The aggregate net profit of the 11 China banks we follow picked up by 7.5% YoY in 3Q18 (vs 7.3% YoY in 2Q19). 9M19 earnings accounted for 85.6% of full-year consensus estimate, suggesting potential upward revision in FY19 forecasts. Similar to 2Q19, moderating credit cost continued to cushion weakening topline growth due to falling margin, as evidenced by slower PPOP growth but stronger earnings momentum. PSBC/CMB/PAB led peers with 19.2%/17.7%/16.0% YoY bottom-line expansion, while Big-5 banks brought up the rear with mid-single digit growth in 3Q19.    

 

  • NIM may further narrow but pressure should ease. Sector NIM slid 2bp QoQ in 3Q19, as liquidity easing weighed on asset yields yet liability cost stayed elevated amid deposit competition. Big banks actually fared better with average 1.2bp QoQ NIM contraction, likely due to less reliance on costly structured deposits and higher exposure to mortgage, of which yield trend was largely stable under property tightening. We see easing margin pressure in 4Q19, given that: 1) LPR adjustments have been gradual and benign so far; 2) the Big-5 banks have already completed the 30% MSE loan growth target in 9M19; and 3) CBIRC’s new rules on structured deposits should help to contain banks’ funding costs.        

 

  • Asset quality still improving. Except for PSBC, all banks reported flat or declining NPL ratio and rising provision coverage. Management attributed the low correlation between banks’ asset quality and macro economy to optimized credit structure. They see potential risk from credit card loan borrowers, manufacturers exporting to or importing from US, and companies with higher external debt thus might be impacted by exchange rate fluctuation. Banks with strong provision buffer (PSBC/ABC) will have greater room to reduce impairment charges and sustain earnings stability, while MSB/BoCom that lag behind in provision coverage may continue to see higher credit costs.

 

  • Maintain Outperform.

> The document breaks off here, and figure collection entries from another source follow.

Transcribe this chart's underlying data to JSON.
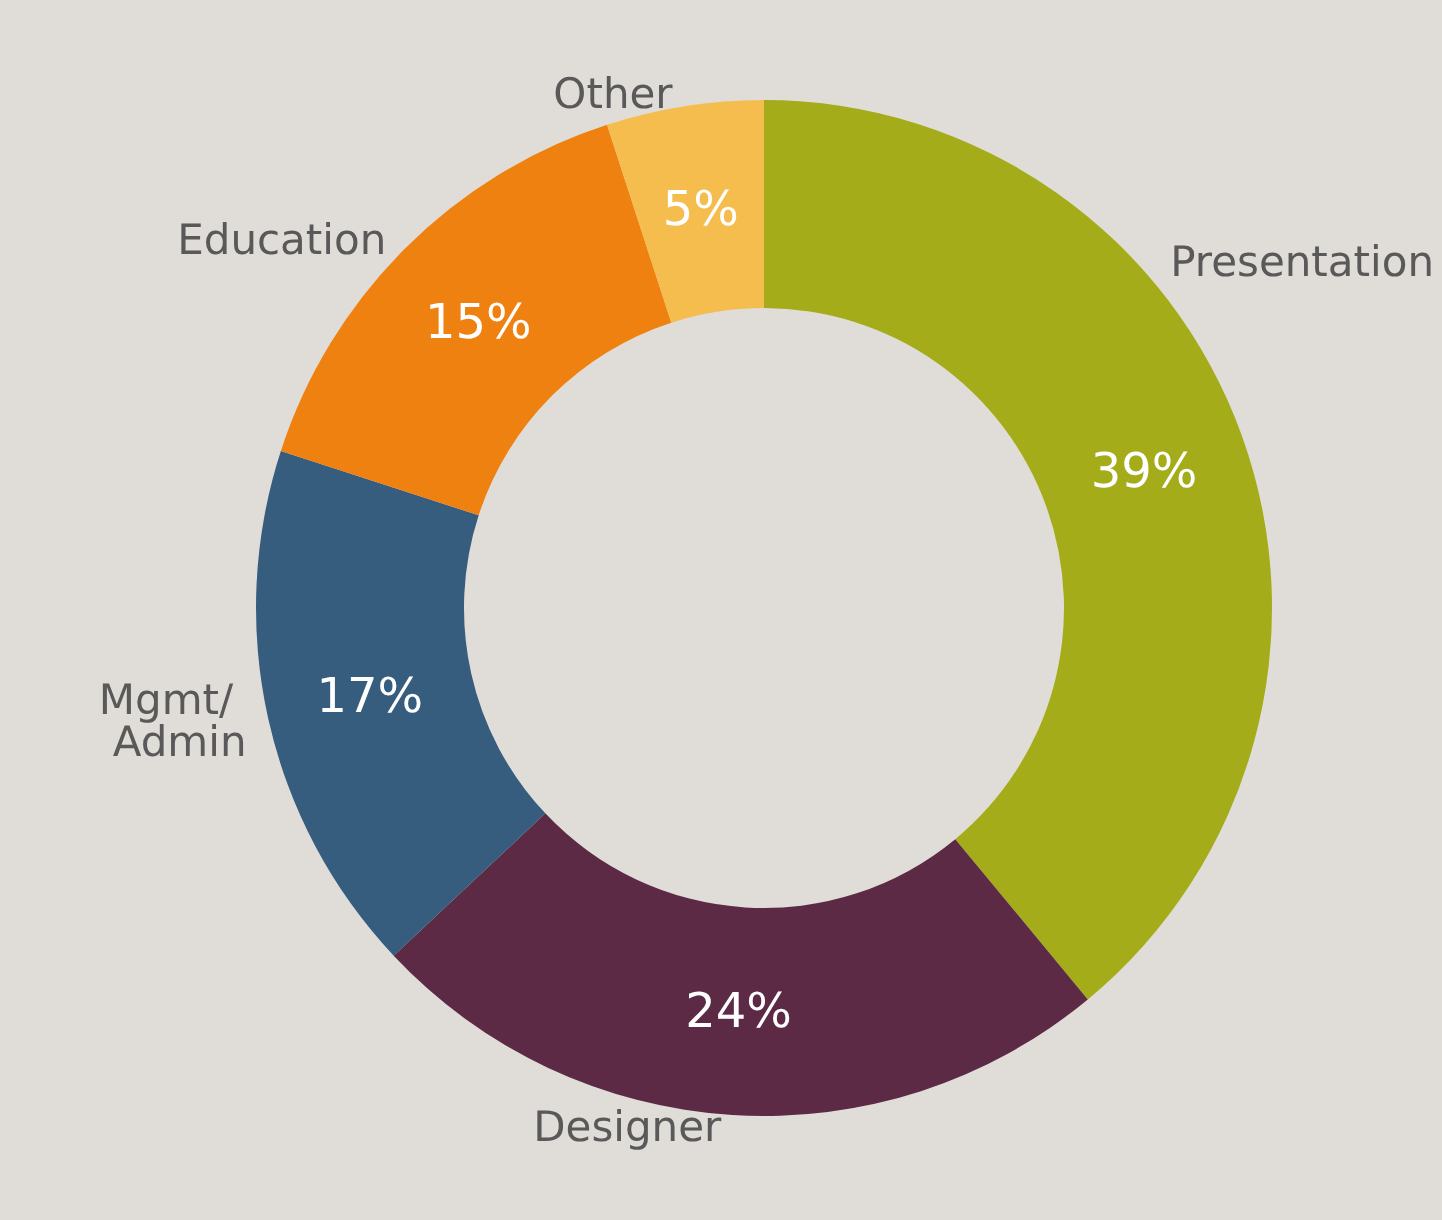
{
  "chart_data": {
    "type": "donut",
    "categories": [
      "Presentation",
      "Designer",
      "Mgmt/ Admin",
      "Education",
      "Other"
    ],
    "values": [
      39,
      24,
      17,
      15,
      5
    ],
    "colors": [
      "#a5ac1a",
      "#5c2a44",
      "#365c7e",
      "#ef8110",
      "#f4bd4e"
    ],
    "value_labels": [
      "39%",
      "24%",
      "17%",
      "15%",
      "5%"
    ],
    "legend": false
  }
}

A/H-share China banks are trading at 0.85x/0.72x FY19E P/B with 5.5%/3.9% dividend yields, similar to past 5-year mean. We see further sector re-rating driven by better-than-expected NIM trend, overall stable asset quality, and upward revision in earnings forecasts. Joint-stock banks remain on favorable spot as their faster earnings growth drives ROE recovery. Our top picks are CEB and CITICB.